New Zealand’s Disability Commissioner Paula Tesoriero told TVNZ about how proposals to introduce euthanasia were “overwhelmingly opposed” by the disability sector, and spoke of some of the real fears expressed by the already vulnerable group.
“The overwhelming concern is that people feel that this type of regime will not provide a choice, but in fact provide a solution and the solution being inadequate support for disabled people and inadequate choices,” Ms Tesoriero said.
She was joined on the program by Dr Stefanie Green, described as a “leading Canadian expert on medically assisted dying” who was in New Zealand to describe what has happened in Canada since euthanasia’s introduction in June 2016.
Dr Green described the euthanasia regime as “patient-centred, patient-driven care” and said that there was “no way” anybody other than the patient could request euthanasia.
Her claims that the requests were always patient-driven were quickly countered by the Disability Commissioner, who spoke of the coercion that people with disabilities experience.
“When we talk about choice, proponents of this bill talk about it as though everybody exercises their choice from an even playing field and that is just not the case,” Ms Tesoriero said.
“There are many disabled people who have talked to me on a daily basis about the fact they don’t have the choice about things like where they live, who they live with, what type of housing they have access to.”
Ms Tesoriero also raised a recent report from the UN Special Rapporteur on the Rights of Persons with Disabilities on her visit to Canada. The Special Rapporteur observed:
“I am extremely concerned about the implementation of the legislation on medical assistance in dying from a disability perspective. I have been informed that there is no protocol in place to demonstrate that persons with disabilities have been provided with viable alternatives when eligible for assistive dying. I have further received worrisome claims about persons with disabilities in institutions being pressured to seek medical assistance in dying, and practitioners not formally reporting cases involving persons with disabilities. I urge the federal government to investigate these complaints and put into place adequate safeguards to ensure that persons with disabilities do not request assistive dying simply because of the absence of community-based alternatives and palliative care.”
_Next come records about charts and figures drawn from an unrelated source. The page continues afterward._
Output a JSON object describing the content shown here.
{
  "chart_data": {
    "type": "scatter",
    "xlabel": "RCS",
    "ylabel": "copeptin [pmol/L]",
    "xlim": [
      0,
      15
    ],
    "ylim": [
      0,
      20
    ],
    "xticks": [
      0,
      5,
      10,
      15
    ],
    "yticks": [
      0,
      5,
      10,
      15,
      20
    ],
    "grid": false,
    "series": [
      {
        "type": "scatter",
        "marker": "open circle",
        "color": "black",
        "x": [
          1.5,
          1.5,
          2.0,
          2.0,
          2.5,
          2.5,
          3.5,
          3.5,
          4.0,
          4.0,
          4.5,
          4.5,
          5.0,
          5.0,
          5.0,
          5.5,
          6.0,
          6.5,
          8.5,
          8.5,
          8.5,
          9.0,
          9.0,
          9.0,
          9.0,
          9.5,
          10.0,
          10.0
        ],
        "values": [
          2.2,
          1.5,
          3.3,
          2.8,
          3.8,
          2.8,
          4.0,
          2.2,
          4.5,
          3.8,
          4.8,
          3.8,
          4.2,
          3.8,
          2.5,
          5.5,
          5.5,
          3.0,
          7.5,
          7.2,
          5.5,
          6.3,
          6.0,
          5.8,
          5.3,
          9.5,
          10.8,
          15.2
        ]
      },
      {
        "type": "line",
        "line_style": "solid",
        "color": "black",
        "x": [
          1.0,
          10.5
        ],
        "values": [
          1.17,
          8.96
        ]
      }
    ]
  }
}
Asked to respond to the UN’s concerns, the “leading Canadian expert” on euthanasia said she was not “completely familiar with the report,” despite it being issued some 10 weeks before the interview.
If a Canadian “expert” on euthanasia, visiting New Zealand in an attempt to export Canada’s euthanasia laws to other countries, has not even made herself familiar with the alarming UN Report, then how can anyone suggest that appropriate safeguards are or will be in place to protect the vulnerable?